“Will I Ever Find Love?” 5 Things To Remember
“Will I ever find love?”
At some point in our lives, many of us have pondered over this fact.
We may have a very real fear of never finding love (or finding love again). This can make it difficult to open ourselves up to future possibilities.
Society has led us all to believe that we’re supposed to be in love and that finding love is this ROMCOM experience where we will ultimately find the one and live happily ever after.
Nope. It doesn’t really work like this
So, we ask questions like “Will I ever find love” “Will I ever fall in love again” or “How do I find the one?”
These questions are going about it all wrong!
Love is not this tangible thing you can chase and nail down as these questions suggest. Movies and media have wooed us into false beliefs that you can just find somebody to love the same way you can find a new outfit.
Then, when you don’t find love that easily, you feel defeated, like something is wrong with you or that you aren’t ever going to find love.
The great thing about love, though, is that it’s repeatable, infinite, and can be found pretty much everywhere. No matter how many times you’ve been in love, you can be in love again! You don’t have a quota on how much love you can have in one lifetime.
If you’re curious about how to find love, read on for some tips to open your mind and your heart to new love and manage your fear of being single forever so you can get out there to meet potential partners!
Can I be in love again?
Getting over a bad breakup, particularly with someone you thought was “the one” can be tough on your ego, heart, and mind. Clients in this situation often ask me “will I ever find love again?” Of course! Having been in love with one person does not limit you from finding love with another.
Think about all of the people you love right now. Loving one sibling doesn’t mean you can’t love another. Loving friends you had before hasn’t stopped you from loving the ones you’re meeting now. Love is plentiful and infinite. Stop believing you’ve met your love quota!
How to control the fear of never finding love
It’s normal and valid to be afraid of never finding love. When something doesn’t happen easily or quickly, we can drop into worry and doubt.
But, you don’t have to stay there!
Your emotions and thoughts are linked, so changing what you think about you can help change how you feel.
For example, a thought like “Will I ever find love?” might cause anxiety and worry. It makes it sound like love is elusive and you aren’t capable of finding it.

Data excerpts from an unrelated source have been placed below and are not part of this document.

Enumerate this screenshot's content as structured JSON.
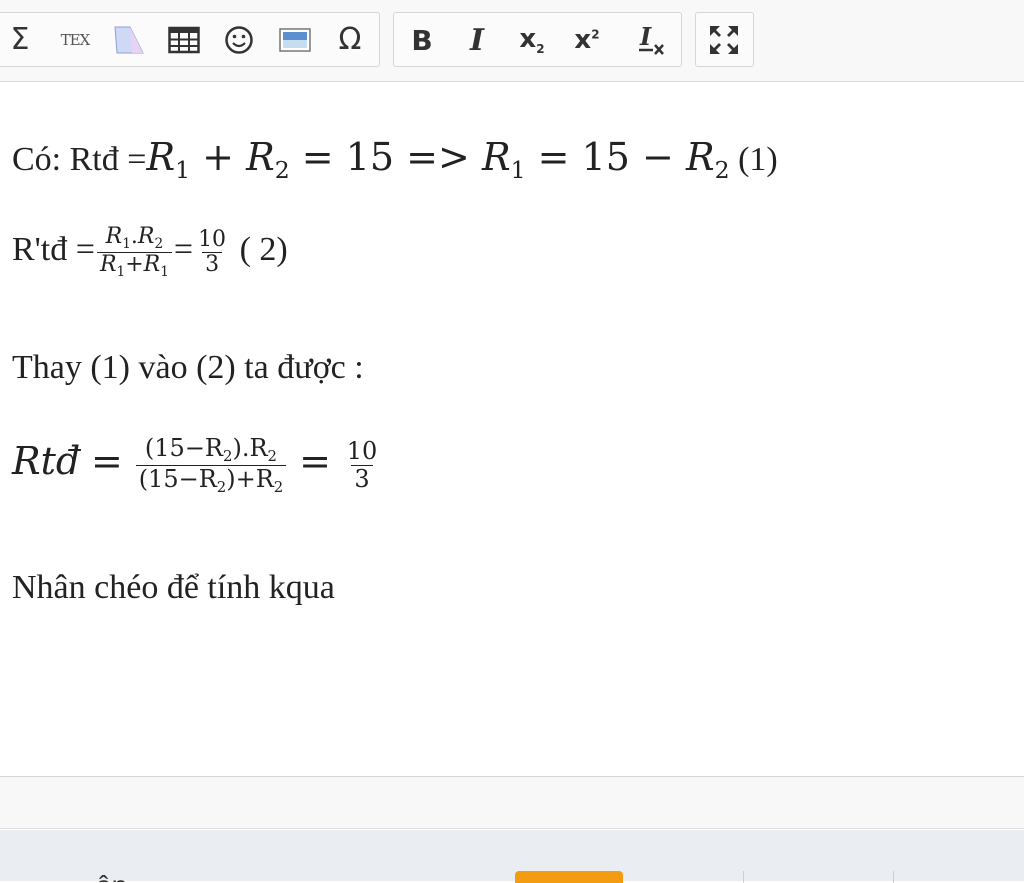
{
  "toolbar": {
    "groups": [
      {
        "name": "insert",
        "buttons": [
          {
            "name": "sigma",
            "glyph": "Σ"
          },
          {
            "name": "tex",
            "glyph": "TEX"
          },
          {
            "name": "shape",
            "glyph": ""
          },
          {
            "name": "table",
            "glyph": ""
          },
          {
            "name": "emoji",
            "glyph": "☺"
          },
          {
            "name": "image",
            "glyph": ""
          },
          {
            "name": "omega",
            "glyph": "Ω"
          }
        ]
      },
      {
        "name": "format",
        "buttons": [
          {
            "name": "bold",
            "glyph": "B"
          },
          {
            "name": "italic",
            "glyph": "I"
          },
          {
            "name": "subscript",
            "glyph": "x"
          },
          {
            "name": "superscript",
            "glyph": "x"
          },
          {
            "name": "remove-format",
            "glyph": "I"
          }
        ]
      },
      {
        "name": "view",
        "buttons": [
          {
            "name": "maximize",
            "glyph": ""
          }
        ]
      }
    ]
  },
  "content": {
    "line1": {
      "prefix": "Có: Rtđ =",
      "r1": "R",
      "r1_sub": "1",
      "plus": "+",
      "r2": "R",
      "r2_sub": "2",
      "eq1": "=",
      "fifteen": "15",
      "arrow": "=>",
      "r1b": "R",
      "r1b_sub": "1",
      "eq2": "=",
      "fifteen_b": "15",
      "minus": "−",
      "r2b": "R",
      "r2b_sub": "2",
      "tag": "(1)"
    },
    "line2": {
      "prefix": "R'tđ =",
      "num_r1": "R",
      "num_r1_sub": "1",
      "num_dot": ".",
      "num_r2": "R",
      "num_r2_sub": "2",
      "den_r1": "R",
      "den_r1_sub": "1",
      "den_plus": "+",
      "den_r2": "R",
      "den_r2_sub": "1",
      "eq": "=",
      "val_num": "10",
      "val_den": "3",
      "tag": "( 2)"
    },
    "line3": {
      "text": "Thay (1) vào (2) ta được :"
    },
    "line4": {
      "lhs": "Rtđ",
      "eq1": "=",
      "num": "(15−R",
      "num_sub": "2",
      "num_tail": ").R",
      "num_tail_sub": "2",
      "den": "(15−R",
      "den_sub": "2",
      "den_tail": ")+R",
      "den_tail_sub": "2",
      "eq2": "=",
      "val_num": "10",
      "val_den": "3"
    },
    "line5": {
      "text": "Nhân chéo để tính kqua"
    }
  },
  "footer": {
    "partial_label": "ân",
    "colors": {
      "accent_tab": "#f39c12"
    }
  }
}
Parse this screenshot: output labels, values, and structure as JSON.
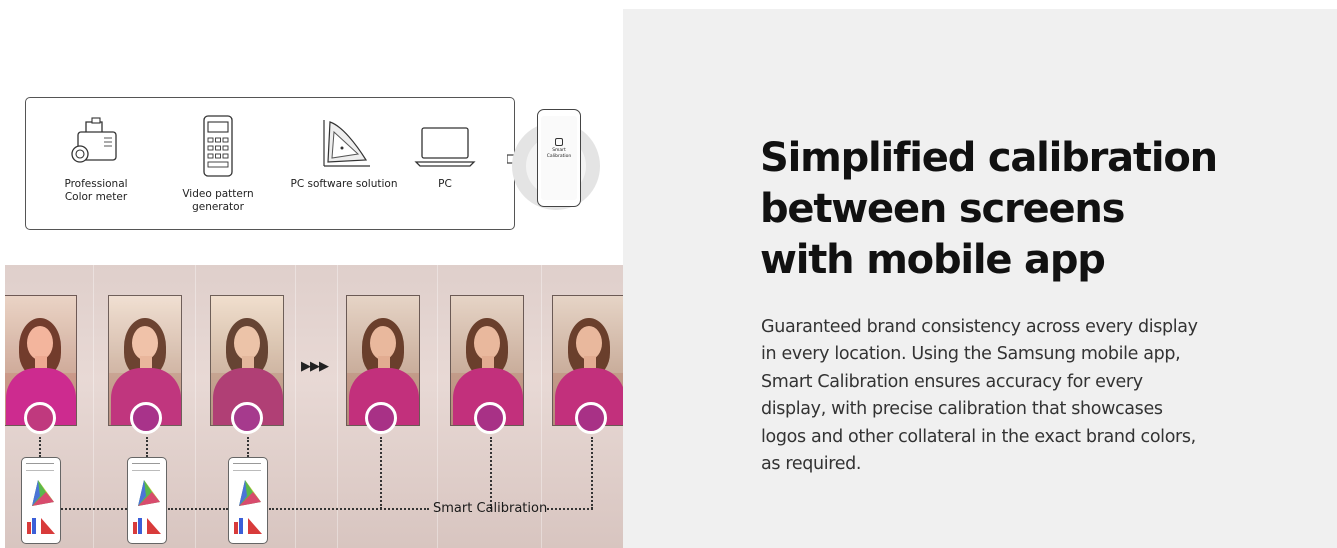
{
  "workflow": {
    "tools": [
      {
        "label": "Professional\nColor meter",
        "icon": "color-meter-icon"
      },
      {
        "label": "Video pattern generator",
        "icon": "pattern-generator-icon"
      },
      {
        "label": "PC software solution",
        "icon": "gamut-software-icon"
      },
      {
        "label": "PC",
        "icon": "laptop-icon"
      }
    ],
    "phone_app_label": "Smart\nCalibration"
  },
  "scene": {
    "smart_calibration_label": "Smart Calibration",
    "swatch_colors": [
      "#c0397e",
      "#a8338a",
      "#a63a8d",
      "#a83186",
      "#a83186",
      "#a83186"
    ]
  },
  "content": {
    "headline_lines": [
      "Simplified calibration",
      "between screens",
      "with mobile app"
    ],
    "body_lines": [
      "Guaranteed brand consistency across every display",
      "in every location. Using the Samsung mobile app,",
      "Smart Calibration ensures accuracy for every",
      "display, with precise calibration that showcases",
      "logos and other collateral in the exact brand colors,",
      "as required."
    ]
  },
  "colors": {
    "right_panel_bg": "#f0f0f0",
    "headline": "#111111",
    "body": "#333333"
  }
}
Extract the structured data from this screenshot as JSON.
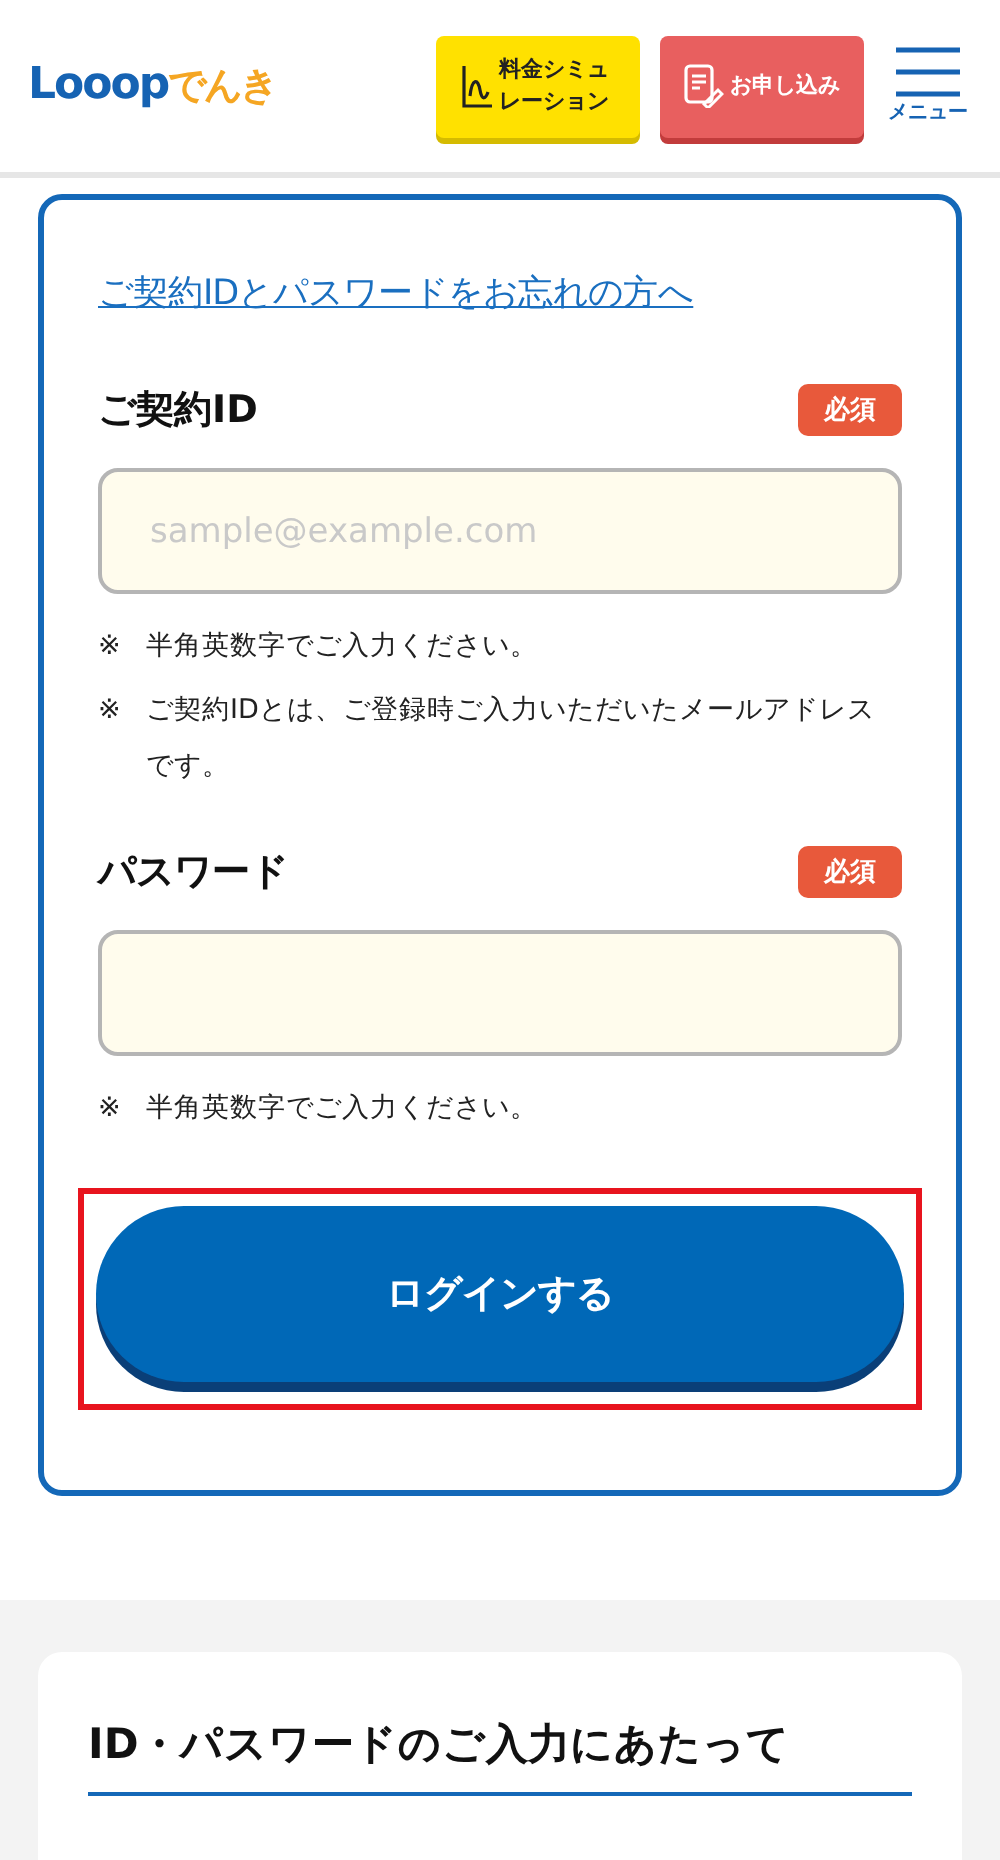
{
  "header": {
    "logo": {
      "brand": "Looop",
      "suffix": "でんき"
    },
    "buttons": [
      {
        "kind": "simulation",
        "label": "料金シミュレーション"
      },
      {
        "kind": "apply",
        "label": "お申し込み"
      }
    ],
    "menu": {
      "label": "メニュー"
    }
  },
  "login": {
    "forgot_link": "ご契約IDとパスワードをお忘れの方へ",
    "fields": [
      {
        "label": "ご契約ID",
        "badge": "必須",
        "placeholder": "sample@example.com",
        "notes": [
          {
            "mark": "※",
            "text": "半角英数字でご入力ください。"
          },
          {
            "mark": "※",
            "text": "ご契約IDとは、ご登録時ご入力いただいたメールアドレスです。"
          }
        ]
      },
      {
        "label": "パスワード",
        "badge": "必須",
        "notes": [
          {
            "mark": "※",
            "text": "半角英数字でご入力ください。"
          }
        ]
      }
    ],
    "submit": {
      "label": "ログインする",
      "highlighted": true
    }
  },
  "info": {
    "title": "ID・パスワードのご入力にあたって"
  }
}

Here are some things to consider if you want to be in love again but find yourself afraid you can’t be.
1. The one is a myth!
The idea that there is only one person out there for you is craziness. There are 7 billion people on the earth. 7 billion. The likelihood that there are many people who are a great match for you, during any season of your life, is pretty high!
Someone you meet right now may be a great match for you now, and then as you grow and change, someone else out there is growing and changing too. You two might be a great match in the future. The possibilities are endless when it comes to romantic partners. You just have to believe it!
Although the idea of the one isn’t really true, you can absolutely be happy with only one person your whole life if you two commit to doing the work to keep your relationship healthy.
Check out this video to learn more on the subject:
2. Love is not a finite resource
When it comes to the human experience, there’s really only one thing that’s finite. Time. It does run out.
But, love does not!
There isn’t a cap or a quota on how much love one person can give or receive.
Just because you’ve experienced love before, doesn’t mean you can’t again, and again, and again. You are the only one who decides if you can love again, not other people or your romantic circumstances.
If you want more love, get after it!
3. Your beliefs matter
The things you think about yourself and the world are more powerful than you may know. If you believe you can’t find love, you probably won’t. Your brain will believe you when you say you can’t…and will sabotage your chances to further confirm the thought that you can’t.
If you want to be in love again, you need to believe that you can be! Why should someone else believe you can find love again if you don’t?
4. Love requires you to show up
The idea that “someday love will find you” is a bit overrated.
Love doesn’t usually just fall in your lap. Love is grown and cultivated and requires tending to like a garden. Although love can happen very quickly, it still requires both partners to be open to working for it, giving it, and receiving it.
If you find yourself asking “When will I find love?” you have the answer already. When you choose to find it and go after it, instead of waiting for it to find you.
5. Know you are already whole
Building your self-esteem is an everyday task. There will be days when you will feel fallen and scattered. On such days, you have to tell yourself that you don’t need any other person to complete you.
What you are and what you are becoming make you worthy of love and it starts with loving yourself first.
Related Reading: I Need You To Know That Self-Love Is A Slow Process & It’s Okay If You Struggle At Times
Takeaway
Explore what else could be true here. By introducing a new, more helpful thought you can shift your thinking and your feelings too.
Some examples might be: “I am capable of finding love.” “I am worthy of finding love.” “I am looking for a new love, and I will find it.”
Practice monitoring your thoughts and see if you can reframe them. Having a great mindset is the key to a satisfying and fulfilling life. If you believe you are worthy and capable, you will show up in a way that supports that belief.
Remember: love does not run out and there is more than enough to go around!